Николай Клименюк: Мне бы не хотелось акцентировать внимание конкретно на Алексее Навальном, но в этом вопросе все-таки он на Вилдерса похож не слишком. Во-первых, даже в "Кругах Навального", с которых мы начали, он совершенно четко сформулировал программу по отношению к мигрантам: чтобы их не было. Это очень важный момент. Второй момент, про гомофобию. Навальный не позволял себе прямых гомофобных высказываний, при этом он разным образом в разных контекстах на протяжении уже многих лет, с тех пор, как работал в Кировской области советником губернатора Белых, и до текущих выступлений, он высказывался, например, по поводу проведения публичных акций ЛГБТ-сообщества, гей-парадов и так далее. И по этому поводу он всегда говорил: мы это вынесем не референдум. И это, конечно, глубоко противоположно идеям Герта Вилдерса. Потому что Герт Вилдерс выступает таким либеральным радикалом, который готов нелиберально карать всех, кто покушается на основы либерализма. В лице Навального никакого либерализма нет и в помине. Вообще, сама идея – выносить на референдум вопрос о правах какого угодно непопулярного меньшинства – довольно странная.
Теперь вернусь к вопросу о том, что мы собираемся делать с мигрантами. Тут позиция общая у всех, включая кандидата Митрохина, который наименее разжигательным и как бы наиболее конструктивным выступает в этой конкретной московской избирательной кампании. Все абсолютно и политические силы, и создающие этот общественный дискурс люди сходятся на том, что иммигрантов быть у нас не должно. Нам нужно от них избавиться – это исходная позиция. Все остальное подчиненно именно этой задаче.
Елена Фанайлова: Если сказать точнее, никто из кандидатов так напрямую не говорит: чтобы их не было, но это подразумевается?

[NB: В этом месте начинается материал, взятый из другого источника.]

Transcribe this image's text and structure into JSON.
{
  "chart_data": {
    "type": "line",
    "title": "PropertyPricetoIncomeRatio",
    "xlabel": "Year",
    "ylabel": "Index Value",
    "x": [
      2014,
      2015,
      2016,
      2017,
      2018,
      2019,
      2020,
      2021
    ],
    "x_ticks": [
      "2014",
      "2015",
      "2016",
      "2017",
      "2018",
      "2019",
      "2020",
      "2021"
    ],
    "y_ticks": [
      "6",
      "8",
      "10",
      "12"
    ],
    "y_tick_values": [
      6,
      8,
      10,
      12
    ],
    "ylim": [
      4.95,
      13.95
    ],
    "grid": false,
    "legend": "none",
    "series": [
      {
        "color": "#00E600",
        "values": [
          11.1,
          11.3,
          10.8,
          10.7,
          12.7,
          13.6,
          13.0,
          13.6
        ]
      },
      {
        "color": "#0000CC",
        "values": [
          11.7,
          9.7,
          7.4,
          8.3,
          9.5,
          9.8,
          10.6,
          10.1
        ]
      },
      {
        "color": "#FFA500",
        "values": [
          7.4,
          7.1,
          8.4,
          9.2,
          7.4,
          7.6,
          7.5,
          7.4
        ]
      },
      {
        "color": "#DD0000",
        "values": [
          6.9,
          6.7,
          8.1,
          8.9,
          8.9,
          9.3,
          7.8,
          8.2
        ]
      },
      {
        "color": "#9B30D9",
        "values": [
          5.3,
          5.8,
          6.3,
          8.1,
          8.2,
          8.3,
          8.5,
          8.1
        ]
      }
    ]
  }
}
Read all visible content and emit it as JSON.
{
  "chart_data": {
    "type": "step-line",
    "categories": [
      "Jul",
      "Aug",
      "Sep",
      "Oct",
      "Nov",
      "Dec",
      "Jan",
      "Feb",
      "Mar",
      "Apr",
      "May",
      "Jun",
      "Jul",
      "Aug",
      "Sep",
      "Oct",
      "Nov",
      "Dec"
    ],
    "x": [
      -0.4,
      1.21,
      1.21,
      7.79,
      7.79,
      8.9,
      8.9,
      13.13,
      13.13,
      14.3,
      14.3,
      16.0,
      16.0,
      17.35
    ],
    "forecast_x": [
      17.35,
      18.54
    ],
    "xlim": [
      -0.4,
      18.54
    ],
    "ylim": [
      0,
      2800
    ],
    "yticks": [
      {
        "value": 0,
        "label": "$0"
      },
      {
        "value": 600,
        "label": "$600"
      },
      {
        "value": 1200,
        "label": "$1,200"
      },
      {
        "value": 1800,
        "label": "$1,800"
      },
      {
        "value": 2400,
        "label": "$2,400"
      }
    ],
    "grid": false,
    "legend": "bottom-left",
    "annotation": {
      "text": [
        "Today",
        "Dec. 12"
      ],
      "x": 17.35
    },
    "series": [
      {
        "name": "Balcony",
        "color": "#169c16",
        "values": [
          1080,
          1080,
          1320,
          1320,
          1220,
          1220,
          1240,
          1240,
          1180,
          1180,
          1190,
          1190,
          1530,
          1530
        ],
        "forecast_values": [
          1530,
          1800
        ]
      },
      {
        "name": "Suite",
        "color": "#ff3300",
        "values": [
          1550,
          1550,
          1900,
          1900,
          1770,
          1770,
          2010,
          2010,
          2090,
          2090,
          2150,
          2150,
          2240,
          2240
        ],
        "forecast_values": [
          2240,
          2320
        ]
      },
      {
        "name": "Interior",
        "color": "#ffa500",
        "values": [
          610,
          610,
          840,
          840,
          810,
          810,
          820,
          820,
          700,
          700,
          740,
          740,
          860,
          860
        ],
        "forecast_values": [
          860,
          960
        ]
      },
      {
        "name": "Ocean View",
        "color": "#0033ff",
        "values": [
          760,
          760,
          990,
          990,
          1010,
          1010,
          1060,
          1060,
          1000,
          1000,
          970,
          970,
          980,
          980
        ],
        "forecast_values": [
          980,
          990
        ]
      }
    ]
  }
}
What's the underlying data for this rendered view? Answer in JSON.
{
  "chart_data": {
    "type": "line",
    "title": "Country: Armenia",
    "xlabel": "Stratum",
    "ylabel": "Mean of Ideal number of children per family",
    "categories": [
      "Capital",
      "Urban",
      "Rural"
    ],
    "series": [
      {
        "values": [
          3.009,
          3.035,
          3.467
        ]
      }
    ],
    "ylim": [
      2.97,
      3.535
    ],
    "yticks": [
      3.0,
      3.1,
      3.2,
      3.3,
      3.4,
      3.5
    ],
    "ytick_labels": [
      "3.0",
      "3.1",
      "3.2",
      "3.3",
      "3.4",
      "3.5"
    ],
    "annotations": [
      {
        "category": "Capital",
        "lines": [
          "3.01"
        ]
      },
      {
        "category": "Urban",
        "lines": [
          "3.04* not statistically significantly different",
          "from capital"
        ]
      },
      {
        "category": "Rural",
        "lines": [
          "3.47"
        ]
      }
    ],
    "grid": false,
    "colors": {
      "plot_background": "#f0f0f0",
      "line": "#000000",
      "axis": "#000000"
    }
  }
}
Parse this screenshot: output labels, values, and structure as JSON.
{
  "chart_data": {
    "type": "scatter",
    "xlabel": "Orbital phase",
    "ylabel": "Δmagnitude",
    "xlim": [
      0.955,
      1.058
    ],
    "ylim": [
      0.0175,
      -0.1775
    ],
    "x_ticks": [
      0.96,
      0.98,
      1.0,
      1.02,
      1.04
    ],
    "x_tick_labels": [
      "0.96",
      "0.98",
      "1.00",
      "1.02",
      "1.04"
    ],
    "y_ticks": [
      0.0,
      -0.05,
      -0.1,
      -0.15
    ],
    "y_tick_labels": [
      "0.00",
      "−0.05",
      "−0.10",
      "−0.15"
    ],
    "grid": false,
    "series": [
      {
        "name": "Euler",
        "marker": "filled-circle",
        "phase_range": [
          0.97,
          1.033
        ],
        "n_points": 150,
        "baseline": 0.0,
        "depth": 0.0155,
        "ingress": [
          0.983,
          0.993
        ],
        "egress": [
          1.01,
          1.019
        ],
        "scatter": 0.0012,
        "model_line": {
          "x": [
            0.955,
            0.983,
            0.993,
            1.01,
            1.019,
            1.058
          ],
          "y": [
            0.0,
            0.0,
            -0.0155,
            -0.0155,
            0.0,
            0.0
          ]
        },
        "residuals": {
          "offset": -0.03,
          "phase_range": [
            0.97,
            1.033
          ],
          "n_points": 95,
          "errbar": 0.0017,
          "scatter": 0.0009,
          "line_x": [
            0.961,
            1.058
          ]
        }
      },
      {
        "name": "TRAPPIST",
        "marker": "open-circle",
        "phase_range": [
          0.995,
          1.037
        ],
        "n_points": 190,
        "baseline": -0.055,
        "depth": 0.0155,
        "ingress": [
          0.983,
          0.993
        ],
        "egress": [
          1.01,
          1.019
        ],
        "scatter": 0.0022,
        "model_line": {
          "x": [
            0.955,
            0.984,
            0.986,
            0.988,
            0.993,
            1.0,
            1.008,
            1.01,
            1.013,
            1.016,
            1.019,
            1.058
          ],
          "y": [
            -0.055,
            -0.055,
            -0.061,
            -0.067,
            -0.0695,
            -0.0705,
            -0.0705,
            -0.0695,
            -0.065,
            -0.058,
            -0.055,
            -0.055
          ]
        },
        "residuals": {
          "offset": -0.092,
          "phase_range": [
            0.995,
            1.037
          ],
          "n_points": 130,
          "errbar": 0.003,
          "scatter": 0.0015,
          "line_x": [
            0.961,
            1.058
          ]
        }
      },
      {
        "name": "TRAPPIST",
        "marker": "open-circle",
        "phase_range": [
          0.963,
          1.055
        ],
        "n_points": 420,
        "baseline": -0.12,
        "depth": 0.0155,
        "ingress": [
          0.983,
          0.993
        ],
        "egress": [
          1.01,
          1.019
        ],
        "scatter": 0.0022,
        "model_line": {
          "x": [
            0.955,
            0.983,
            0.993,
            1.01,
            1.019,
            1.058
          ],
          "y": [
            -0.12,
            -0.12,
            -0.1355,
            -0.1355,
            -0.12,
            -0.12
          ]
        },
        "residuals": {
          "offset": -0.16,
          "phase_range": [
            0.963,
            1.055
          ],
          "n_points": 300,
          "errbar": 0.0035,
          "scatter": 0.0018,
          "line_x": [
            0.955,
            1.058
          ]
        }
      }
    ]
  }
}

Николай Клименюк: Чтобы их стало меньше, чтобы они не приезжали, чтобы они уехали, мы от них избавимся… Тут широкий диапазон словесных форм, но целеположение одно: они есть, и чтобы их не стало, мы их уберем. Речь даже не о том, что мы не допустим новых. Вся эта история проблемы иммиграции строится на подмене понятия. Во-первых, у нас не существует проблемы нелегальной иммиграции, нелегальных мигрантов какое-то ничтожное количество. Эти мигранты нарушают Трудовое законодательство, да, это очень распространенное явление, но приезжают они в Российскую Федерацию и находятся на ее территории абсолютно легально. Люди живут три месяца здесь, уезжают, приезжают и обновляют свой миграционный статус.
Во-вторых, проблема у нас вовсе не с тем, что у нас большое количество мигрантов. По данным переписи населения, у нас трудоспособное население Российской Федерации сокращается приблизительно на миллион человек в год. Это естественная убыль населения, так или иначе характерная для большинства развитых стран, и она восполняется в России за счет миграции, никаких других источников восполнения населения у нас нет. У нас такая экономическая структура, которая требует поддержания численности населения, рабочих рук и так далее. То есть сделать так, чтобы этот поток прекратился, объективно никакой возможности не существует. Далее, у нас есть люди, которые уже сюда приехали и с нами живут, и проблема в том, что население испытывает к ним враждебность, и эти люди не хотят и не могут интегрироваться, они ведут жизнь, параллельную общественному мейнстриму, они сами не хотят, и общество их не впускает, - и это настоящая проблема.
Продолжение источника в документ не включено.